帘子在云袖身后落下,轻颤了两下便静了。暖阁里安静了一瞬,窗外有雀鸟落在老槐树的枝头叫了两声,又扑棱棱地飞走了。老夫人没有立刻动,她坐在窗台前看着那碟被云袖端走的枸杞叶原先搁着的地方,目光落在那片空出来的桌面上像在端详一枚已经被取走了的印章留下的印痕。周嬷嬷从帘子后面的暗处走出来,手里端着新沏的茶,搁在老夫人手边的时候没有立刻退开。她顺着老夫人的目光看了一眼那片空桌面,又看了一眼老夫人低垂的眼睫,便知道她的心绪正悬在那根没有落定的弦上。
老夫人端起茶盏喝了一口,搁下的时候杯底碰在桌面上发出一声极轻的脆响,像把一个念头在放下来之前先掂了掂分量。她没有转头,目光还落在那片空桌面上,声音不高不低的,像在跟谁说着什么说了很久的话:“这孩子,模样确实太出挑了。”她停了一下,像是那句话从嘴里出来之后自己也觉得重了,可她没有收回去,“我活了这大半辈子,见过的人不少。可她那张脸……连我看了都不免多瞧两眼,更何况旁人。”
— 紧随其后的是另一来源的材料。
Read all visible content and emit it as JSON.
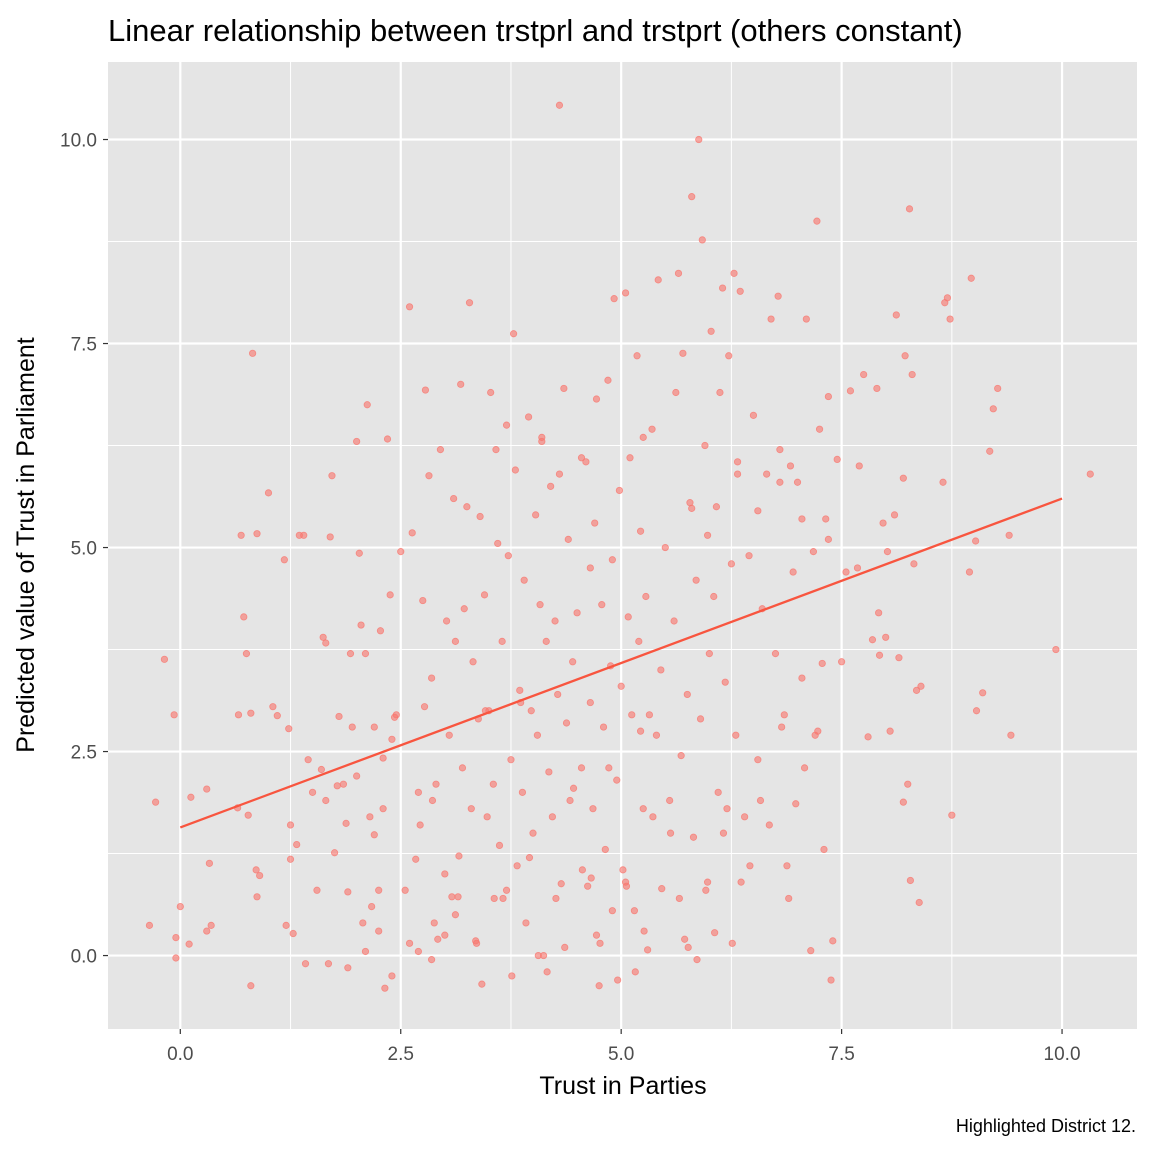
{
  "chart_data": {
    "type": "scatter",
    "title": "Linear relationship between trstprl and trstprt (others constant)",
    "xlabel": "Trust in Parties",
    "ylabel": "Predicted value of Trust in Parliament",
    "caption": "Highlighted District 12.",
    "xlim": [
      -0.82,
      10.85
    ],
    "ylim": [
      -0.9,
      10.95
    ],
    "x_ticks": [
      0.0,
      2.5,
      5.0,
      7.5,
      10.0
    ],
    "x_tick_labels": [
      "0.0",
      "2.5",
      "5.0",
      "7.5",
      "10.0"
    ],
    "y_ticks": [
      0.0,
      2.5,
      5.0,
      7.5,
      10.0
    ],
    "y_tick_labels": [
      "0.0",
      "2.5",
      "5.0",
      "7.5",
      "10.0"
    ],
    "grid": true,
    "background": "#e5e5e5",
    "point_color": "#f8766d",
    "line_color": "#f8553f",
    "fit_line": {
      "x": [
        0.0,
        10.0
      ],
      "y": [
        1.57,
        5.6
      ]
    },
    "points": [
      [
        -0.35,
        0.37
      ],
      [
        -0.28,
        1.88
      ],
      [
        -0.18,
        3.63
      ],
      [
        -0.07,
        2.95
      ],
      [
        -0.05,
        0.22
      ],
      [
        -0.05,
        -0.03
      ],
      [
        0.0,
        0.6
      ],
      [
        0.1,
        0.14
      ],
      [
        0.12,
        1.94
      ],
      [
        0.3,
        2.04
      ],
      [
        0.33,
        1.13
      ],
      [
        0.35,
        0.37
      ],
      [
        0.3,
        0.3
      ],
      [
        0.66,
        2.95
      ],
      [
        0.69,
        5.15
      ],
      [
        0.72,
        4.15
      ],
      [
        0.77,
        1.72
      ],
      [
        0.8,
        -0.37
      ],
      [
        0.82,
        7.38
      ],
      [
        0.87,
        5.17
      ],
      [
        0.86,
        1.05
      ],
      [
        0.65,
        1.81
      ],
      [
        0.75,
        3.7
      ],
      [
        0.8,
        2.97
      ],
      [
        0.9,
        0.98
      ],
      [
        1.0,
        5.67
      ],
      [
        1.05,
        3.05
      ],
      [
        1.1,
        2.94
      ],
      [
        1.18,
        4.85
      ],
      [
        1.2,
        0.37
      ],
      [
        1.23,
        2.78
      ],
      [
        1.25,
        1.6
      ],
      [
        1.28,
        0.27
      ],
      [
        1.32,
        1.36
      ],
      [
        1.35,
        5.15
      ],
      [
        1.4,
        5.15
      ],
      [
        1.42,
        -0.1
      ],
      [
        1.5,
        2.0
      ],
      [
        1.55,
        0.8
      ],
      [
        1.6,
        2.28
      ],
      [
        1.62,
        3.9
      ],
      [
        1.65,
        3.83
      ],
      [
        1.68,
        -0.1
      ],
      [
        1.7,
        5.13
      ],
      [
        1.72,
        5.88
      ],
      [
        1.75,
        1.26
      ],
      [
        1.8,
        2.93
      ],
      [
        1.85,
        2.1
      ],
      [
        1.9,
        0.78
      ],
      [
        1.93,
        3.7
      ],
      [
        1.95,
        2.8
      ],
      [
        2.0,
        6.3
      ],
      [
        2.03,
        4.93
      ],
      [
        2.05,
        4.05
      ],
      [
        2.07,
        0.4
      ],
      [
        2.1,
        3.7
      ],
      [
        2.12,
        6.75
      ],
      [
        2.15,
        1.7
      ],
      [
        2.17,
        0.6
      ],
      [
        2.2,
        2.8
      ],
      [
        2.25,
        0.8
      ],
      [
        2.27,
        3.98
      ],
      [
        2.3,
        1.8
      ],
      [
        2.32,
        -0.4
      ],
      [
        2.35,
        6.33
      ],
      [
        2.38,
        4.42
      ],
      [
        2.4,
        -0.25
      ],
      [
        2.45,
        2.95
      ],
      [
        2.55,
        0.8
      ],
      [
        2.6,
        7.95
      ],
      [
        2.63,
        5.18
      ],
      [
        2.67,
        1.18
      ],
      [
        2.7,
        2.0
      ],
      [
        2.75,
        4.35
      ],
      [
        2.78,
        6.93
      ],
      [
        2.82,
        5.88
      ],
      [
        2.85,
        3.4
      ],
      [
        2.88,
        0.4
      ],
      [
        2.9,
        2.1
      ],
      [
        2.95,
        6.2
      ],
      [
        3.0,
        1.0
      ],
      [
        3.02,
        4.1
      ],
      [
        3.05,
        2.7
      ],
      [
        3.1,
        5.6
      ],
      [
        3.12,
        3.85
      ],
      [
        3.15,
        0.72
      ],
      [
        3.18,
        7.0
      ],
      [
        3.2,
        2.3
      ],
      [
        3.22,
        4.25
      ],
      [
        3.25,
        5.5
      ],
      [
        3.28,
        8.0
      ],
      [
        3.3,
        1.8
      ],
      [
        3.32,
        3.6
      ],
      [
        3.35,
        0.18
      ],
      [
        3.38,
        2.9
      ],
      [
        3.4,
        5.38
      ],
      [
        3.42,
        -0.35
      ],
      [
        3.45,
        4.42
      ],
      [
        3.48,
        1.7
      ],
      [
        3.5,
        3.0
      ],
      [
        3.55,
        2.1
      ],
      [
        3.58,
        6.2
      ],
      [
        3.6,
        5.05
      ],
      [
        3.62,
        1.35
      ],
      [
        3.65,
        3.85
      ],
      [
        3.7,
        0.8
      ],
      [
        3.72,
        4.9
      ],
      [
        3.75,
        2.4
      ],
      [
        3.78,
        7.62
      ],
      [
        3.8,
        5.95
      ],
      [
        3.82,
        1.1
      ],
      [
        3.85,
        3.25
      ],
      [
        3.88,
        2.0
      ],
      [
        3.9,
        4.6
      ],
      [
        3.92,
        0.4
      ],
      [
        3.95,
        6.6
      ],
      [
        3.98,
        3.0
      ],
      [
        4.0,
        1.5
      ],
      [
        4.03,
        5.4
      ],
      [
        4.05,
        2.7
      ],
      [
        4.08,
        4.3
      ],
      [
        4.1,
        6.3
      ],
      [
        4.12,
        0.0
      ],
      [
        4.15,
        3.85
      ],
      [
        4.18,
        2.25
      ],
      [
        4.2,
        5.75
      ],
      [
        4.22,
        1.7
      ],
      [
        4.25,
        4.1
      ],
      [
        4.28,
        3.2
      ],
      [
        4.3,
        10.42
      ],
      [
        4.32,
        0.88
      ],
      [
        4.35,
        6.95
      ],
      [
        4.38,
        2.85
      ],
      [
        4.4,
        5.1
      ],
      [
        4.42,
        1.9
      ],
      [
        4.45,
        3.6
      ],
      [
        4.5,
        4.2
      ],
      [
        4.55,
        2.3
      ],
      [
        4.6,
        6.05
      ],
      [
        4.62,
        0.85
      ],
      [
        4.65,
        3.1
      ],
      [
        4.68,
        1.8
      ],
      [
        4.7,
        5.3
      ],
      [
        4.72,
        6.82
      ],
      [
        4.75,
        -0.37
      ],
      [
        4.78,
        4.3
      ],
      [
        4.8,
        2.8
      ],
      [
        4.82,
        1.3
      ],
      [
        4.85,
        7.05
      ],
      [
        4.88,
        3.55
      ],
      [
        4.9,
        4.85
      ],
      [
        4.92,
        8.05
      ],
      [
        4.95,
        2.15
      ],
      [
        4.98,
        5.7
      ],
      [
        5.0,
        3.3
      ],
      [
        5.02,
        1.05
      ],
      [
        5.05,
        8.12
      ],
      [
        5.08,
        4.15
      ],
      [
        5.1,
        6.1
      ],
      [
        5.12,
        2.95
      ],
      [
        5.15,
        0.55
      ],
      [
        5.18,
        7.35
      ],
      [
        5.2,
        3.85
      ],
      [
        5.22,
        5.2
      ],
      [
        5.25,
        1.8
      ],
      [
        5.28,
        4.4
      ],
      [
        5.3,
        0.07
      ],
      [
        5.35,
        6.45
      ],
      [
        5.4,
        2.7
      ],
      [
        5.42,
        8.28
      ],
      [
        5.45,
        3.5
      ],
      [
        5.5,
        5.0
      ],
      [
        5.55,
        1.9
      ],
      [
        5.6,
        4.1
      ],
      [
        5.62,
        6.9
      ],
      [
        5.65,
        8.36
      ],
      [
        5.68,
        2.45
      ],
      [
        5.7,
        7.38
      ],
      [
        5.72,
        0.2
      ],
      [
        5.75,
        3.2
      ],
      [
        5.78,
        5.55
      ],
      [
        5.8,
        9.3
      ],
      [
        5.82,
        1.45
      ],
      [
        5.85,
        4.6
      ],
      [
        5.88,
        10.0
      ],
      [
        5.9,
        2.9
      ],
      [
        5.92,
        8.77
      ],
      [
        5.95,
        6.25
      ],
      [
        5.98,
        0.9
      ],
      [
        6.0,
        3.7
      ],
      [
        6.02,
        7.65
      ],
      [
        6.05,
        4.4
      ],
      [
        6.08,
        5.5
      ],
      [
        6.1,
        2.0
      ],
      [
        6.12,
        6.9
      ],
      [
        6.15,
        8.18
      ],
      [
        6.18,
        3.35
      ],
      [
        6.2,
        1.8
      ],
      [
        6.22,
        7.35
      ],
      [
        6.25,
        4.8
      ],
      [
        6.28,
        8.36
      ],
      [
        6.3,
        2.7
      ],
      [
        6.32,
        5.9
      ],
      [
        6.35,
        8.14
      ],
      [
        6.4,
        1.7
      ],
      [
        6.45,
        4.9
      ],
      [
        6.5,
        6.62
      ],
      [
        6.55,
        2.4
      ],
      [
        6.6,
        4.25
      ],
      [
        6.65,
        5.9
      ],
      [
        6.7,
        7.8
      ],
      [
        6.75,
        3.7
      ],
      [
        6.78,
        8.08
      ],
      [
        6.8,
        6.2
      ],
      [
        6.85,
        2.95
      ],
      [
        6.88,
        1.1
      ],
      [
        6.92,
        6.0
      ],
      [
        6.95,
        4.7
      ],
      [
        6.98,
        1.86
      ],
      [
        7.0,
        5.8
      ],
      [
        7.05,
        3.4
      ],
      [
        7.1,
        7.8
      ],
      [
        7.15,
        0.06
      ],
      [
        7.18,
        4.95
      ],
      [
        7.2,
        2.7
      ],
      [
        7.22,
        9.0
      ],
      [
        7.25,
        6.45
      ],
      [
        7.28,
        3.58
      ],
      [
        7.3,
        1.3
      ],
      [
        7.32,
        5.35
      ],
      [
        7.35,
        6.85
      ],
      [
        7.38,
        -0.3
      ],
      [
        7.4,
        0.18
      ],
      [
        7.45,
        6.08
      ],
      [
        7.5,
        3.6
      ],
      [
        7.6,
        6.92
      ],
      [
        7.7,
        6.0
      ],
      [
        7.75,
        7.12
      ],
      [
        7.8,
        2.68
      ],
      [
        7.85,
        3.87
      ],
      [
        7.9,
        6.95
      ],
      [
        7.93,
        3.68
      ],
      [
        7.97,
        5.3
      ],
      [
        8.0,
        3.9
      ],
      [
        8.05,
        2.75
      ],
      [
        8.1,
        5.4
      ],
      [
        8.12,
        7.85
      ],
      [
        8.15,
        3.65
      ],
      [
        8.2,
        1.88
      ],
      [
        8.22,
        7.35
      ],
      [
        8.25,
        2.1
      ],
      [
        8.27,
        9.15
      ],
      [
        8.28,
        0.92
      ],
      [
        8.3,
        7.12
      ],
      [
        8.32,
        4.8
      ],
      [
        8.35,
        3.25
      ],
      [
        8.38,
        0.65
      ],
      [
        8.4,
        3.3
      ],
      [
        8.65,
        5.8
      ],
      [
        8.67,
        8.0
      ],
      [
        8.7,
        8.06
      ],
      [
        8.73,
        7.8
      ],
      [
        8.75,
        1.72
      ],
      [
        8.95,
        4.7
      ],
      [
        8.97,
        8.3
      ],
      [
        9.02,
        5.08
      ],
      [
        9.03,
        3.0
      ],
      [
        9.1,
        3.22
      ],
      [
        9.18,
        6.18
      ],
      [
        9.22,
        6.7
      ],
      [
        9.27,
        6.95
      ],
      [
        9.4,
        5.15
      ],
      [
        9.42,
        2.7
      ],
      [
        9.93,
        3.75
      ],
      [
        10.32,
        5.9
      ],
      [
        2.72,
        1.6
      ],
      [
        2.77,
        3.05
      ],
      [
        2.86,
        1.9
      ],
      [
        2.92,
        0.2
      ],
      [
        3.08,
        0.72
      ],
      [
        3.16,
        1.22
      ],
      [
        3.36,
        0.15
      ],
      [
        3.46,
        3.0
      ],
      [
        3.56,
        0.7
      ],
      [
        3.66,
        0.7
      ],
      [
        3.76,
        -0.25
      ],
      [
        3.86,
        3.1
      ],
      [
        3.96,
        1.2
      ],
      [
        4.06,
        0.0
      ],
      [
        4.16,
        -0.2
      ],
      [
        4.26,
        0.7
      ],
      [
        4.36,
        0.1
      ],
      [
        4.46,
        2.05
      ],
      [
        4.56,
        1.05
      ],
      [
        4.66,
        0.95
      ],
      [
        4.76,
        0.15
      ],
      [
        4.86,
        2.3
      ],
      [
        4.96,
        -0.3
      ],
      [
        5.06,
        0.85
      ],
      [
        5.16,
        -0.2
      ],
      [
        5.26,
        0.3
      ],
      [
        5.36,
        1.7
      ],
      [
        5.46,
        0.82
      ],
      [
        5.56,
        1.5
      ],
      [
        5.66,
        0.7
      ],
      [
        5.76,
        0.1
      ],
      [
        5.86,
        -0.05
      ],
      [
        5.96,
        0.8
      ],
      [
        6.06,
        0.28
      ],
      [
        6.16,
        1.5
      ],
      [
        6.26,
        0.15
      ],
      [
        6.36,
        0.9
      ],
      [
        6.46,
        1.1
      ],
      [
        7.23,
        2.75
      ],
      [
        6.58,
        1.9
      ],
      [
        6.68,
        1.6
      ],
      [
        6.82,
        2.8
      ],
      [
        6.9,
        0.7
      ],
      [
        7.08,
        2.3
      ],
      [
        1.9,
        -0.15
      ],
      [
        2.1,
        0.05
      ],
      [
        2.25,
        0.3
      ],
      [
        2.6,
        0.15
      ],
      [
        2.7,
        0.05
      ],
      [
        2.85,
        -0.05
      ],
      [
        3.0,
        0.25
      ],
      [
        3.12,
        0.5
      ],
      [
        4.72,
        0.25
      ],
      [
        4.9,
        0.55
      ],
      [
        5.05,
        0.9
      ],
      [
        5.22,
        2.75
      ],
      [
        5.32,
        2.95
      ],
      [
        1.25,
        1.18
      ],
      [
        1.45,
        2.4
      ],
      [
        1.65,
        1.9
      ],
      [
        1.78,
        2.08
      ],
      [
        1.88,
        1.62
      ],
      [
        2.0,
        2.2
      ],
      [
        2.2,
        1.48
      ],
      [
        2.3,
        2.42
      ],
      [
        2.4,
        2.65
      ],
      [
        0.87,
        0.72
      ],
      [
        2.43,
        2.92
      ],
      [
        2.5,
        4.95
      ],
      [
        3.52,
        6.9
      ],
      [
        3.7,
        6.5
      ],
      [
        4.1,
        6.35
      ],
      [
        4.3,
        5.9
      ],
      [
        4.55,
        6.1
      ],
      [
        4.65,
        4.75
      ],
      [
        5.25,
        6.35
      ],
      [
        5.8,
        5.48
      ],
      [
        5.98,
        5.15
      ],
      [
        6.32,
        6.05
      ],
      [
        6.55,
        5.45
      ],
      [
        6.8,
        5.8
      ],
      [
        7.05,
        5.35
      ],
      [
        7.35,
        5.1
      ],
      [
        7.55,
        4.7
      ],
      [
        7.68,
        4.75
      ],
      [
        7.92,
        4.2
      ],
      [
        8.02,
        4.95
      ],
      [
        8.2,
        5.85
      ]
    ]
  }
}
周嬷嬷站在旁边没有接话。她双手交叠着搁在身前,衣襟上还沾着一点方才整理香灰时留下的细粉。她知道老夫人还没说完。
“她那副样子,搁在寻常人家是福气。搁在这府里……”老夫人靠在迎枕上,目光从桌面上移开落在窗外那棵老槐树的新叶上,声音慢了下来,“太扎眼了。她什么都好——手脚利落、沉得住气、心里有数。可就那张脸……太招人了。”她说到这里轻轻叹了口气,那口气很浅,像一片叶子落到水面上,“砚之那边,她去了便去了。那孩子自己有分寸,不会做什么出格的事。可老二那边……他那个性子,看上了就非要攥在手心里。他要是真动了什么念头,我这把老骨头护得了一时,护不了一世。”
周嬷嬷沉默了一会儿才开口,声音平而稳的,像在替一盆被风刮歪了的花扶正了花盆:“二少爷那边,老奴会多留意着。”
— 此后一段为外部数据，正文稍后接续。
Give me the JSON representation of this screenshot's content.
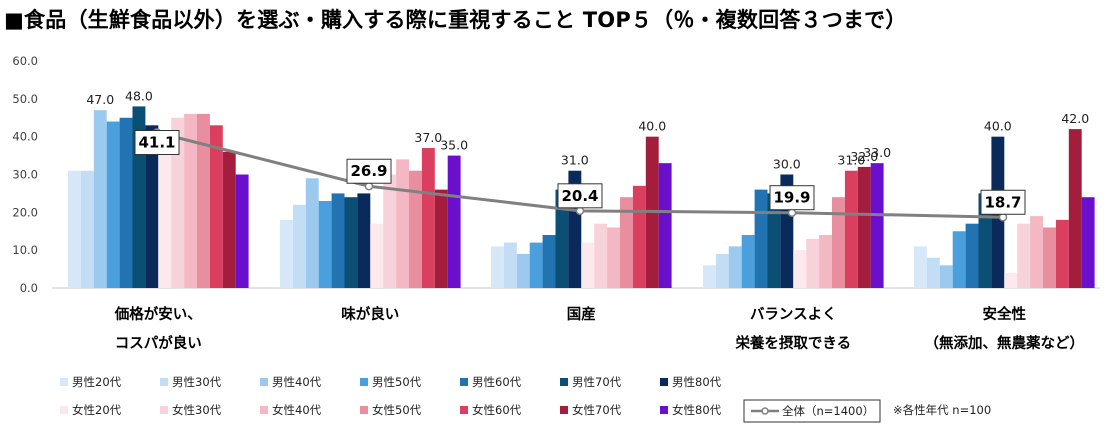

老夫人没有答话,目光还落在那棵老槐树上。窗外的日光从叶缝间漏下来,在地面上落了一层碎碎的光影,风把那些光影吹得微微晃动。她的声音低下去,带着一点说不清的意味:“你说……她要是没那么重的骨头,随随便便打发去老二那边,倒也省心了。”她说完这句话的时候,自己先沉默了片刻,然后她微微摇了一下头,那一下摇得很轻,像在把那个念头从自己脑子里轻轻抖落,“可偏偏是个心气高的。所以我才要护着她。这世道,心气高的女子,活着比旁人累。”
周嬷嬷站在她身后,端过那杯已经凉了大半的茶,递了一盏新的上来:“老夫人说的是。那就留着吧。这世道,总得有人替那些心气高的孩子撑一撑腰。”老夫人接过来喝了一口,没有再说什么。窗外的风把老槐树的叶子吹得沙沙响着,像在替什么人应了一声“嗯”。